Tiny animals such as the planktons are at the bottom of the food chain, which feeds on food contaminated by man. In doing this, they end up absorbing the toxins. Since they don't break down quickly, they accumulate the absorbed chemicals. Therefore, the chemical concentration in the planktons exceeds that of the surrounding ocean water. Small organisms feed on these planktons and the concentration of this chemicals increase further. Once the large animals from the ocean feed on these small ones, accumulating the chemicals and may even move long distances from where they fed with elevated chemical levels. Gunther says that animal at a higher level of the food chain like the seals may have contamination levels of over a million times than the surrounding ocean water. People finally acquire these chemicals through the use of household products and feeding on the contaminated seafood and animal fats. The effect of this is detrimental to human health. Gunther asserts that there is adequate evidence that these chemicals result in serious health conditions such as cancer, immune system damage, reduced fertility, and behavioral conditions.

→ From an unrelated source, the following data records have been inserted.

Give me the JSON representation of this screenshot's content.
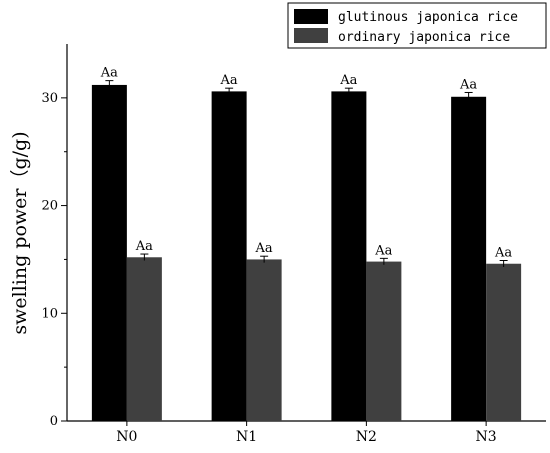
{
  "chart_data": {
    "type": "bar",
    "categories": [
      "N0",
      "N1",
      "N2",
      "N3"
    ],
    "series": [
      {
        "name": "glutinous japonica rice",
        "color": "#000000",
        "values": [
          31.2,
          30.6,
          30.6,
          30.1
        ],
        "errors": [
          0.4,
          0.3,
          0.3,
          0.4
        ],
        "labels": [
          "Aa",
          "Aa",
          "Aa",
          "Aa"
        ]
      },
      {
        "name": "ordinary japonica rice",
        "color": "#404040",
        "values": [
          15.2,
          15.0,
          14.8,
          14.6
        ],
        "errors": [
          0.3,
          0.3,
          0.3,
          0.3
        ],
        "labels": [
          "Aa",
          "Aa",
          "Aa",
          "Aa"
        ]
      }
    ],
    "title": "",
    "xlabel": "",
    "ylabel": "swelling power（g/g)",
    "ylim": [
      0,
      35
    ],
    "yticks": [
      0,
      10,
      20,
      30
    ],
    "grid": false,
    "legend": "top-right"
  }
}
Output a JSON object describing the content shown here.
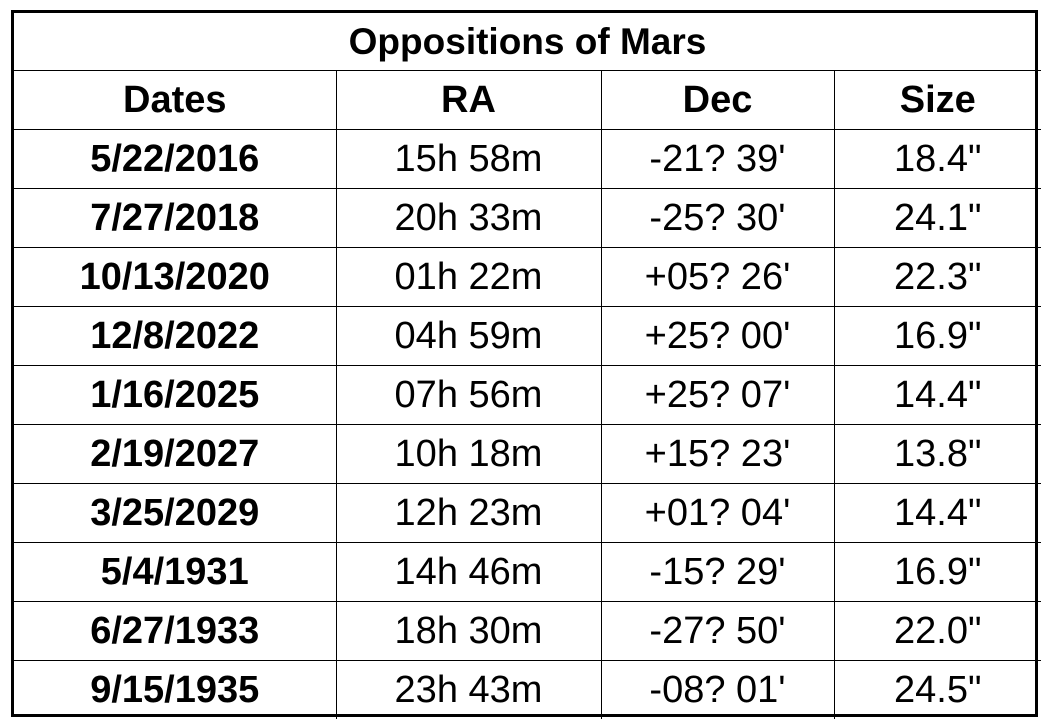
{
  "table": {
    "title": "Oppositions of Mars",
    "headers": [
      "Dates",
      "RA",
      "Dec",
      "Size"
    ],
    "rows": [
      [
        "5/22/2016",
        "15h 58m",
        "-21? 39'",
        "18.4\""
      ],
      [
        "7/27/2018",
        "20h 33m",
        "-25? 30'",
        "24.1\""
      ],
      [
        "10/13/2020",
        "01h 22m",
        "+05? 26'",
        "22.3\""
      ],
      [
        "12/8/2022",
        "04h 59m",
        "+25? 00'",
        "16.9\""
      ],
      [
        "1/16/2025",
        "07h 56m",
        "+25? 07'",
        "14.4\""
      ],
      [
        "2/19/2027",
        "10h 18m",
        "+15? 23'",
        "13.8\""
      ],
      [
        "3/25/2029",
        "12h 23m",
        "+01? 04'",
        "14.4\""
      ],
      [
        "5/4/1931",
        "14h 46m",
        "-15? 29'",
        "16.9\""
      ],
      [
        "6/27/1933",
        "18h 30m",
        "-27? 50'",
        "22.0\""
      ],
      [
        "9/15/1935",
        "23h 43m",
        "-08? 01'",
        "24.5\""
      ]
    ]
  }
}
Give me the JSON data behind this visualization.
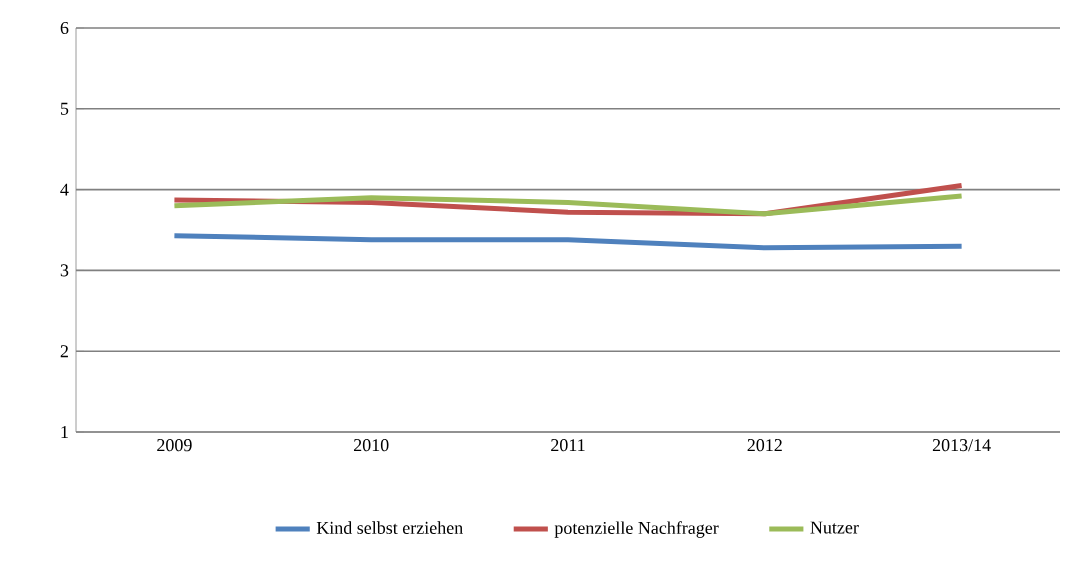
{
  "chart_data": {
    "type": "line",
    "categories": [
      "2009",
      "2010",
      "2011",
      "2012",
      "2013/14"
    ],
    "series": [
      {
        "name": "Kind selbst erziehen",
        "color": "#4f81bd",
        "values": [
          3.43,
          3.38,
          3.38,
          3.28,
          3.3
        ]
      },
      {
        "name": "potenzielle Nachfrager",
        "color": "#c0504d",
        "values": [
          3.87,
          3.84,
          3.72,
          3.7,
          4.05
        ]
      },
      {
        "name": "Nutzer",
        "color": "#9bbb59",
        "values": [
          3.8,
          3.9,
          3.84,
          3.7,
          3.92
        ]
      }
    ],
    "ylim": [
      1,
      6
    ],
    "yticks": [
      1,
      2,
      3,
      4,
      5,
      6
    ],
    "grid": "y",
    "legend": "bottom",
    "marker": "none",
    "line_style": "solid"
  }
}
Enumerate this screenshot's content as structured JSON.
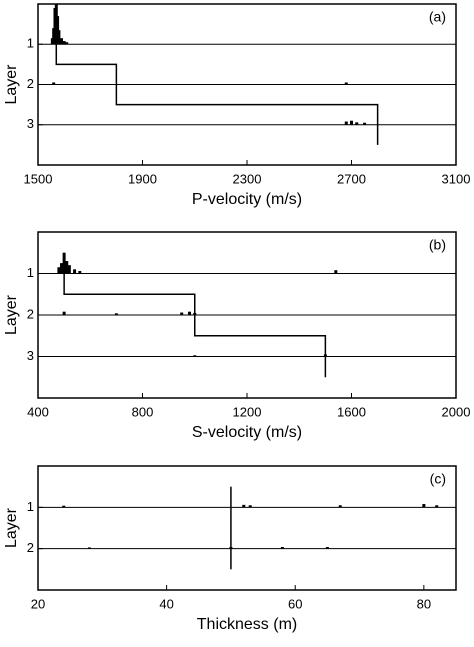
{
  "chart_data": [
    {
      "type": "layer-histogram",
      "panel_label": "(a)",
      "ylabel": "Layer",
      "xlabel": "P-velocity (m/s)",
      "xlim": [
        1500,
        3100
      ],
      "xticks": [
        1500,
        1900,
        2300,
        2700,
        3100
      ],
      "ylim": [
        4,
        0
      ],
      "yticks": [
        1,
        2,
        3
      ],
      "grid": true,
      "color": "#000000",
      "model": {
        "x": [
          1570,
          1570,
          1800,
          1800,
          2800,
          2800
        ],
        "y": [
          0,
          1.5,
          1.5,
          2.5,
          2.5,
          3.5
        ]
      },
      "histograms": [
        {
          "layer": 1,
          "x": [
            1555,
            1560,
            1565,
            1570,
            1575,
            1580,
            1590,
            1600,
            1610
          ],
          "values": [
            0.15,
            0.4,
            0.9,
            1.0,
            0.7,
            0.35,
            0.15,
            0.08,
            0.05
          ]
        },
        {
          "layer": 2,
          "x": [
            1560,
            2680
          ],
          "values": [
            0.05,
            0.05
          ]
        },
        {
          "layer": 3,
          "x": [
            2680,
            2700,
            2720,
            2750
          ],
          "values": [
            0.08,
            0.1,
            0.06,
            0.05
          ]
        }
      ]
    },
    {
      "type": "layer-histogram",
      "panel_label": "(b)",
      "ylabel": "Layer",
      "xlabel": "S-velocity (m/s)",
      "xlim": [
        400,
        2000
      ],
      "xticks": [
        400,
        800,
        1200,
        1600,
        2000
      ],
      "ylim": [
        4,
        0
      ],
      "yticks": [
        1,
        2,
        3
      ],
      "grid": true,
      "color": "#000000",
      "model": {
        "x": [
          500,
          500,
          1000,
          1000,
          1500,
          1500
        ],
        "y": [
          0.5,
          1.5,
          1.5,
          2.5,
          2.5,
          3.5
        ]
      },
      "histograms": [
        {
          "layer": 1,
          "x": [
            480,
            490,
            500,
            510,
            520,
            540,
            560,
            1540
          ],
          "values": [
            0.15,
            0.25,
            0.5,
            0.3,
            0.2,
            0.1,
            0.06,
            0.08
          ]
        },
        {
          "layer": 2,
          "x": [
            500,
            700,
            950,
            980,
            1000
          ],
          "values": [
            0.08,
            0.04,
            0.06,
            0.08,
            0.05
          ]
        },
        {
          "layer": 3,
          "x": [
            1000,
            1500
          ],
          "values": [
            0.03,
            0.05
          ]
        }
      ]
    },
    {
      "type": "layer-histogram",
      "panel_label": "(c)",
      "ylabel": "Layer",
      "xlabel": "Thickness (m)",
      "xlim": [
        20,
        85
      ],
      "xticks": [
        20,
        40,
        60,
        80
      ],
      "ylim": [
        3,
        0
      ],
      "yticks": [
        1,
        2
      ],
      "grid": true,
      "color": "#000000",
      "model": {
        "x": [
          50,
          50
        ],
        "y": [
          0.5,
          2.5
        ]
      },
      "histograms": [
        {
          "layer": 1,
          "x": [
            24,
            52,
            53,
            67,
            80,
            82
          ],
          "values": [
            0.04,
            0.06,
            0.05,
            0.05,
            0.08,
            0.05
          ]
        },
        {
          "layer": 2,
          "x": [
            28,
            50,
            58,
            65
          ],
          "values": [
            0.03,
            0.04,
            0.04,
            0.04
          ]
        }
      ]
    }
  ]
}
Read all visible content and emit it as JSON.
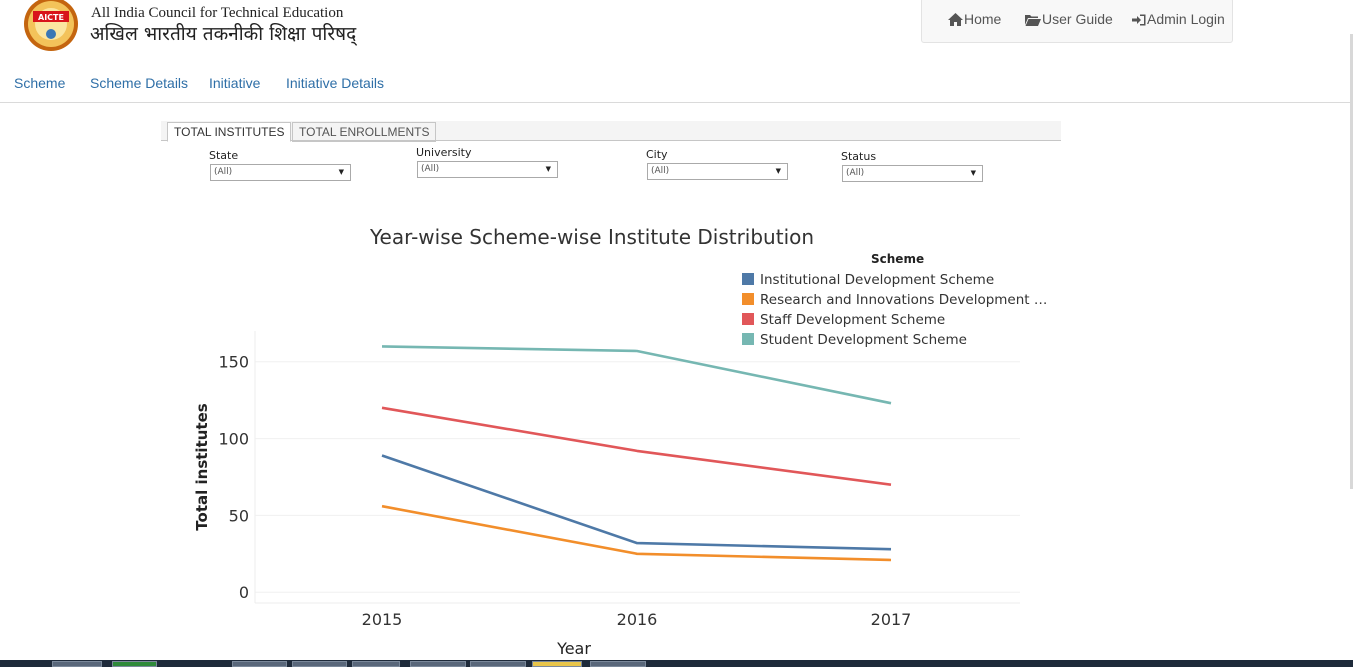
{
  "header": {
    "logo_text": "AICTE",
    "org_name_en": "All India Council for Technical Education",
    "org_name_hi": "अखिल भारतीय तकनीकी शिक्षा परिषद्",
    "links": [
      {
        "label": "Home",
        "icon": "home-icon"
      },
      {
        "label": "User Guide",
        "icon": "folder-open-icon"
      },
      {
        "label": "Admin Login",
        "icon": "sign-in-icon"
      }
    ]
  },
  "nav": {
    "items": [
      "Scheme",
      "Scheme Details",
      "Initiative",
      "Initiative Details"
    ]
  },
  "tabs": {
    "items": [
      "TOTAL INSTITUTES",
      "TOTAL ENROLLMENTS"
    ],
    "active": 0
  },
  "filters": [
    {
      "label": "State",
      "value": "(All)"
    },
    {
      "label": "University",
      "value": "(All)"
    },
    {
      "label": "City",
      "value": "(All)"
    },
    {
      "label": "Status",
      "value": "(All)"
    }
  ],
  "colors": {
    "accent_link": "#2f6fa7",
    "series": [
      "#4e79a7",
      "#f28e2b",
      "#e15759",
      "#76b7b2"
    ]
  },
  "chart_data": {
    "type": "line",
    "title": "Year-wise Scheme-wise Institute Distribution",
    "xlabel": "Year",
    "ylabel": "Total institutes",
    "x": [
      "2015",
      "2016",
      "2017"
    ],
    "yticks": [
      0,
      50,
      100,
      150
    ],
    "ylim": [
      -7,
      170
    ],
    "grid": true,
    "legend_title": "Scheme",
    "legend_position": "top-right",
    "series": [
      {
        "name": "Institutional Development Scheme",
        "values": [
          89,
          32,
          28
        ]
      },
      {
        "name": "Research and Innovations Development S…",
        "values": [
          56,
          25,
          21
        ]
      },
      {
        "name": "Staff Development Scheme",
        "values": [
          120,
          92,
          70
        ]
      },
      {
        "name": "Student Development Scheme",
        "values": [
          160,
          157,
          123
        ]
      }
    ]
  }
}
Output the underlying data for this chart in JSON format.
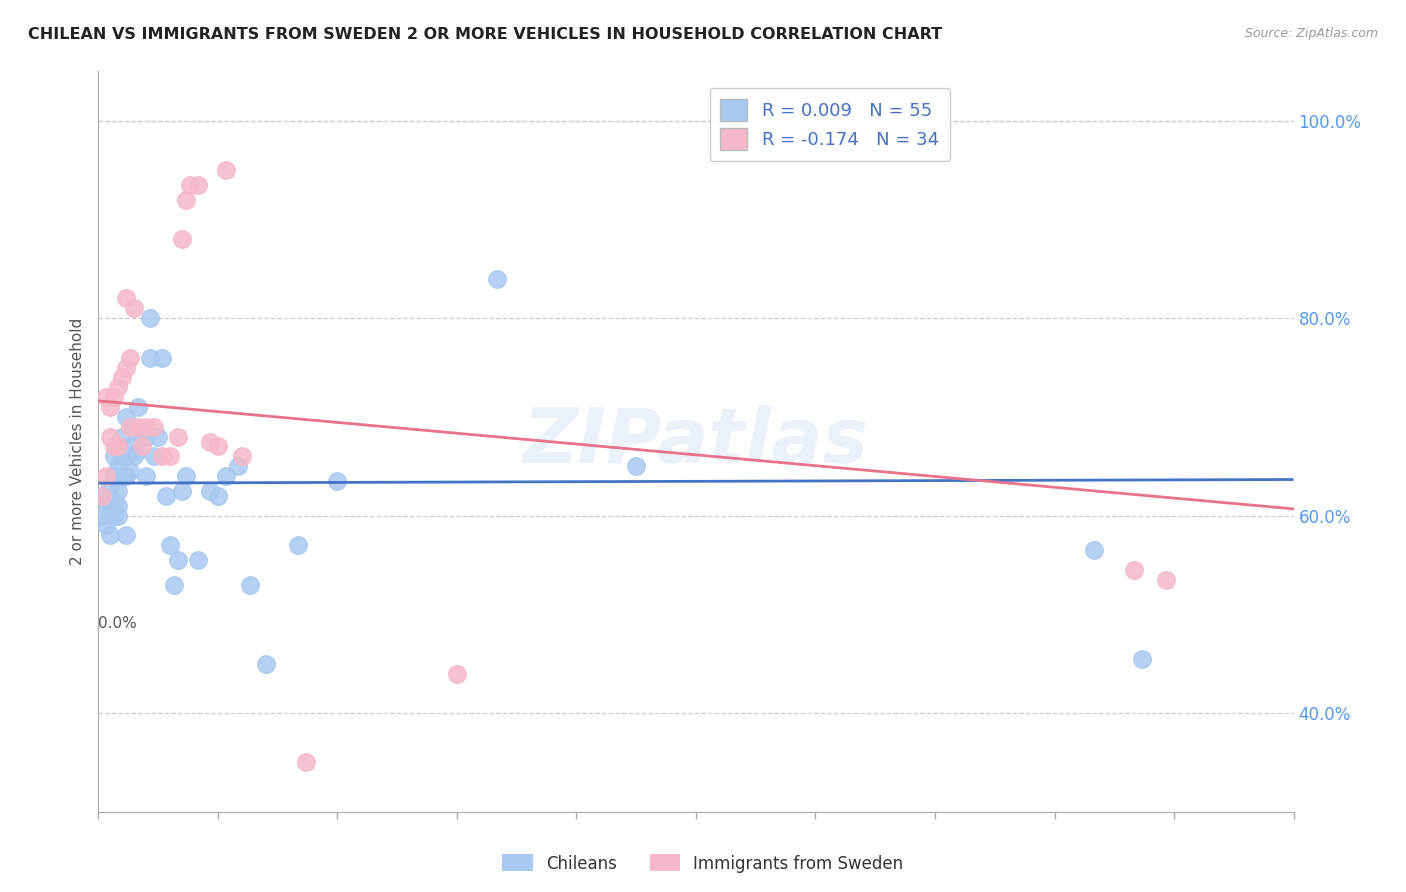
{
  "title": "CHILEAN VS IMMIGRANTS FROM SWEDEN 2 OR MORE VEHICLES IN HOUSEHOLD CORRELATION CHART",
  "source": "Source: ZipAtlas.com",
  "ylabel": "2 or more Vehicles in Household",
  "legend_label1": "Chileans",
  "legend_label2": "Immigrants from Sweden",
  "r1": 0.009,
  "n1": 55,
  "r2": -0.174,
  "n2": 34,
  "blue_color": "#a8c8f0",
  "pink_color": "#f5b8c8",
  "line_blue": "#4472c4",
  "line_pink": "#e8728a",
  "blue_scatter_x": [
    0.001,
    0.001,
    0.002,
    0.002,
    0.003,
    0.003,
    0.003,
    0.004,
    0.004,
    0.004,
    0.004,
    0.005,
    0.005,
    0.005,
    0.005,
    0.006,
    0.006,
    0.006,
    0.007,
    0.007,
    0.007,
    0.007,
    0.008,
    0.008,
    0.009,
    0.009,
    0.01,
    0.01,
    0.011,
    0.012,
    0.012,
    0.013,
    0.013,
    0.014,
    0.015,
    0.016,
    0.017,
    0.018,
    0.019,
    0.02,
    0.021,
    0.022,
    0.025,
    0.028,
    0.03,
    0.032,
    0.035,
    0.038,
    0.042,
    0.05,
    0.06,
    0.1,
    0.135,
    0.25,
    0.262
  ],
  "blue_scatter_y": [
    0.62,
    0.6,
    0.615,
    0.59,
    0.605,
    0.63,
    0.58,
    0.615,
    0.6,
    0.64,
    0.66,
    0.625,
    0.61,
    0.65,
    0.6,
    0.64,
    0.66,
    0.68,
    0.64,
    0.66,
    0.7,
    0.58,
    0.645,
    0.67,
    0.66,
    0.69,
    0.665,
    0.71,
    0.68,
    0.64,
    0.68,
    0.76,
    0.8,
    0.66,
    0.68,
    0.76,
    0.62,
    0.57,
    0.53,
    0.555,
    0.625,
    0.64,
    0.555,
    0.625,
    0.62,
    0.64,
    0.65,
    0.53,
    0.45,
    0.57,
    0.635,
    0.84,
    0.65,
    0.565,
    0.455
  ],
  "pink_scatter_x": [
    0.001,
    0.002,
    0.002,
    0.003,
    0.003,
    0.004,
    0.004,
    0.005,
    0.005,
    0.006,
    0.007,
    0.007,
    0.008,
    0.008,
    0.009,
    0.01,
    0.011,
    0.012,
    0.014,
    0.016,
    0.018,
    0.02,
    0.021,
    0.022,
    0.023,
    0.025,
    0.028,
    0.03,
    0.032,
    0.036,
    0.052,
    0.09,
    0.26,
    0.268
  ],
  "pink_scatter_y": [
    0.62,
    0.64,
    0.72,
    0.68,
    0.71,
    0.67,
    0.72,
    0.73,
    0.67,
    0.74,
    0.75,
    0.82,
    0.69,
    0.76,
    0.81,
    0.69,
    0.67,
    0.69,
    0.69,
    0.66,
    0.66,
    0.68,
    0.88,
    0.92,
    0.935,
    0.935,
    0.675,
    0.67,
    0.95,
    0.66,
    0.35,
    0.44,
    0.545,
    0.535
  ],
  "xlim": [
    0.0,
    0.3
  ],
  "ylim": [
    0.3,
    1.05
  ],
  "yticks": [
    0.4,
    0.6,
    0.8,
    1.0
  ],
  "ytick_pct": [
    "40.0%",
    "60.0%",
    "80.0%",
    "100.0%"
  ],
  "xticks_minor": [
    0.0,
    0.03,
    0.06,
    0.09,
    0.12,
    0.15,
    0.18,
    0.21,
    0.24,
    0.27,
    0.3
  ],
  "xtick_edge_left": "0.0%",
  "grid_color": "#cccccc",
  "background_color": "#ffffff",
  "watermark": "ZIPatlas"
}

Effect of Plastics in the Ocean on Human Health

The presence of plastics in the ocean water impacts human health in many ways. Fish, as well as other aquatic organisms that man relies on for food, ingests plastics. According to the Center for Biological Diversity, the North Pacific fish ingest between 12,000 and 24,000 tons of plastics per annum. Such a thing results in intestinal injury as well as the death of the fish, which compromises the natural ecosystem. The death of these fish, in turn, denies humans adequate food. As a result, human nutrition and the general health are impaired.

On the same line, plastics contain chemicals that man acquires through the consumption of seafood resulting in many health conditions. When Styrofoam breaks down into small parts, its polystyrene components sink into the ocean as the pollutant spread to the sea column. The plastic’s direct toxicity if from cadmium, mercury, and lead. These dangerous chemicals have been found in many ocean fish, which humans accumulate after the seafood consumption. The chemicals not only cause disease conditions but also kill due to their toxicity. Andrews says that some plastics contain Diethylhexyl phthalate (DEHP), which is carcinogenic. Other plastic toxins are attributed to various conditions such as cancer, immune system problems, birth defects, and child development issues.

In conclusion, the impacts of ocean pollution are severe both for humans and aquatic life. The effects are likely to continue worsening if no action is taken. The only way to go is to prevent the dumping of human-generated wastes into the precious water bodies. Both the people and their government have a role to play and should, therefore, come to action immediately. It is time to protect oceans from contamination.